A frequent organization for these courses is first a unit on practical issues in teaching (running discussions, active and cooperative learning, coming up with lesson goals and plans, grading); second some of the more theoretical issues in teaching (including pedagogical theory and the literature of teaching in your particular discipline); and last developing materials that reflect a GSI’s approach to teaching: a syllabus for a course they might like to teach in the future, a statement of teaching philosophy, and perhaps a teaching portfolio. Throughout the semester, invite speakers from the various resource programs to address the seminar: people from the Student Learning Center, the Title IX Compliance Office, the Disabled Students Program, Counseling and Psychological Services, the Center for Student Conduct, the GSI Teaching & Resource Center, etc.
Some 300-level instructors have their students attend workshops that the GSI Teaching & Resource Center offers through the semester.
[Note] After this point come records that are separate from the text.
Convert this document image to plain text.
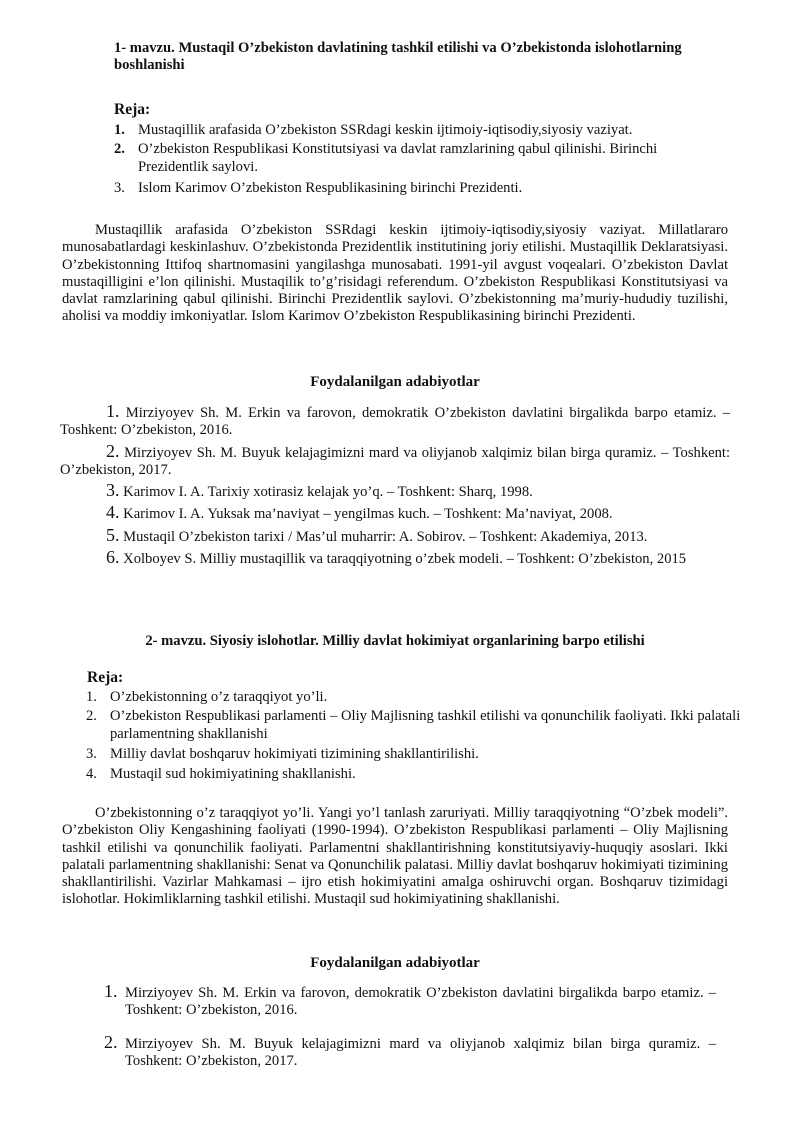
1- mavzu. Mustaqil O’zbekiston davlatining tashkil etilishi va O’zbekistonda islohotlarning boshlanishi
Reja:
1. Mustaqillik arafasida O’zbekiston SSRdagi keskin ijtimoiy-iqtisodiy,siyosiy vaziyat.
2. O’zbekiston Respublikasi Konstitutsiyasi va davlat ramzlarining qabul qilinishi. Birinchi Prezidentlik saylovi.
3. Islom Karimov O’zbekiston Respublikasining birinchi Prezidenti.
Mustaqillik arafasida O’zbekiston SSRdagi keskin ijtimoiy-iqtisodiy,siyosiy vaziyat. Millatlararo munosabatlardagi keskinlashuv. O’zbekistonda Prezidentlik institutining joriy etilishi. Mustaqillik Deklaratsiyasi. O’zbekistonning Ittifoq shartnomasini yangilashga munosabati. 1991-yil avgust voqealari. O’zbekiston Davlat mustaqilligini e’lon qilinishi. Mustaqilik to’g’risidagi referendum. O’zbekiston Respublikasi Konstitutsiyasi va davlat ramzlarining qabul qilinishi. Birinchi Prezidentlik saylovi. O’zbekistonning ma’muriy-hududiy tuzilishi, aholisi va moddiy imkoniyatlar. Islom Karimov O’zbekiston Respublikasining birinchi Prezidenti.
Foydalanilgan adabiyotlar
1. Mirziyoyev Sh. M. Erkin va farovon, demokratik O’zbekiston davlatini birgalikda barpo etamiz. – Toshkent: O’zbekiston, 2016.
2. Mirziyoyev Sh. M. Buyuk kelajagimizni mard va oliyjanob xalqimiz bilan birga quramiz. – Toshkent: O’zbekiston, 2017.
3. Karimov I. A. Tarixiy xotirasiz kelajak yo’q. – Toshkent: Sharq, 1998.
4. Karimov I. A. Yuksak ma’naviyat – yengilmas kuch. – Toshkent: Ma’naviyat, 2008.
5. Mustaqil O’zbekiston tarixi / Mas’ul muharrir: A. Sobirov. – Toshkent: Akademiya, 2013.
6. Xolboyev S. Milliy mustaqillik va taraqqiyotning o’zbek modeli. – Toshkent: O’zbekiston, 2015
2- mavzu. Siyosiy islohotlar. Milliy davlat hokimiyat organlarining barpo etilishi
Reja:
1. O’zbekistonning o’z taraqqiyot yo’li.
2. O’zbekiston Respublikasi parlamenti – Oliy Majlisning tashkil etilishi va qonunchilik faoliyati. Ikki palatali parlamentning shakllanishi
3. Milliy davlat boshqaruv hokimiyati tizimining shakllantirilishi.
4. Mustaqil sud hokimiyatining shakllanishi.
O’zbekistonning o’z taraqqiyot yo’li. Yangi yo’l tanlash zaruriyati. Milliy taraqqiyotning “O’zbek modeli”. O’zbekiston Oliy Kengashining faoliyati (1990-1994). O’zbekiston Respublikasi parlamenti – Oliy Majlisning tashkil etilishi va qonunchilik faoliyati. Parlamentni shakllantirishning konstitutsiyaviy-huquqiy asoslari. Ikki palatali parlamentning shakllanishi: Senat va Qonunchilik palatasi. Milliy davlat boshqaruv hokimiyati tizimining shakllantirilishi. Vazirlar Mahkamasi – ijro etish hokimiyatini amalga oshiruvchi organ. Boshqaruv tizimidagi islohotlar. Hokimliklarning tashkil etilishi. Mustaqil sud hokimiyatining shakllanishi.
Foydalanilgan adabiyotlar
1. Mirziyoyev Sh. M. Erkin va farovon, demokratik O’zbekiston davlatini birgalikda barpo etamiz. – Toshkent: O’zbekiston, 2016.
2. Mirziyoyev Sh. M. Buyuk kelajagimizni mard va oliyjanob xalqimiz bilan birga quramiz. – Toshkent: O’zbekiston, 2017.
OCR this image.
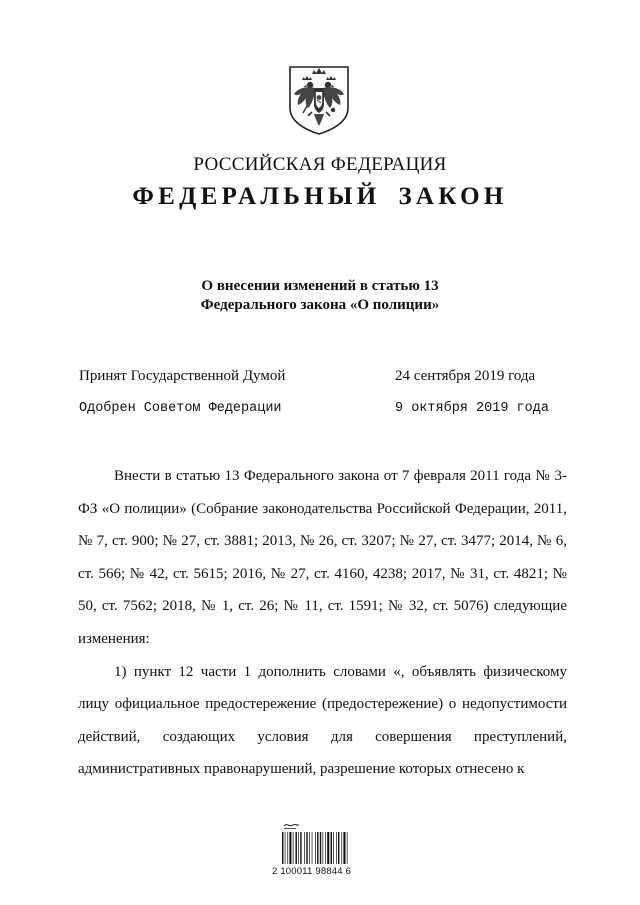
РОССИЙСКАЯ ФЕДЕРАЦИЯ
ФЕДЕРАЛЬНЫЙ ЗАКОН
О внесении изменений в статью 13
Федерального закона «О полиции»
Принят Государственной Думой	24 сентября 2019 года
Одобрен Советом Федерации	9 октября 2019 года

Внести в статью 13 Федерального закона от 7 февраля 2011 года № 3-ФЗ «О полиции» (Собрание законодательства Российской Федерации, 2011, № 7, ст. 900; № 27, ст. 3881; 2013, № 26, ст. 3207; № 27, ст. 3477; 2014, № 6, ст. 566; № 42, ст. 5615; 2016, № 27, ст. 4160, 4238; 2017, № 31, ст. 4821; № 50, ст. 7562; 2018, № 1, ст. 26; № 11, ст. 1591; № 32, ст. 5076) следующие изменения:

1) пункт 12 части 1 дополнить словами «, объявлять физическому лицу официальное предостережение (предостережение) о недопустимости действий, создающих условия для совершения преступлений, административных правонарушений, разрешение которых отнесено к

2 100011 98844 6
Redesign the end-of-semester evaluation form for your course, or use a separate evaluation form, to elicit more useful information for the next version of course: what did GSIs find more useful, less useful; what did they want more of; clarify their needs.
There will often be a few first-time GSIs who feel that the pedagogy seminar is unnecessary for them. Many do not plan to teach after graduate school; some may have taught before coming to Berkeley. Faculty members have addressed this concern in a number of ways:
- The course needs to address practical issues — things the GSIs can apply in their teaching — so that they see its direct usefulness.
- The GSIs have a greater investment in the course if the schedule gives them opportunities to discuss how the teaching is going in their courses. Says a GSI who assisted with teaching a 300-level course, “Having this time to ask about issues that are timely and troublesome often wins [them] over . . . they feel they’re really getting something from the class.”
- When addressing the more theoretical aspects of teaching, consider having the class link these to concrete practices they can consider applying in the courses they teach.
- One faculty member gives the seminar participants two minutes at the end of each session to write down one thing they learned that day and how it might impact their teaching. “These are not anonymous,” she writes; people will put more thought into the exercise if the instructor can identify them with their writing. These two-minute papers “help me figure out what’s working and what’s not. Sometimes I’m surprised that the tidbit I toss off winds up being the nugget for the day for some people.”
- “This semester I started using bSpace* to ‘quiz’ the students about the readings ahead of class time. This had a great impact: it prompted discussion, raised my opinion of the GSIs for their thoughtful responses [and] raised the perceived validity of the course.”
*bSpace was the predecessor to bCourses and also has a Quiz tool.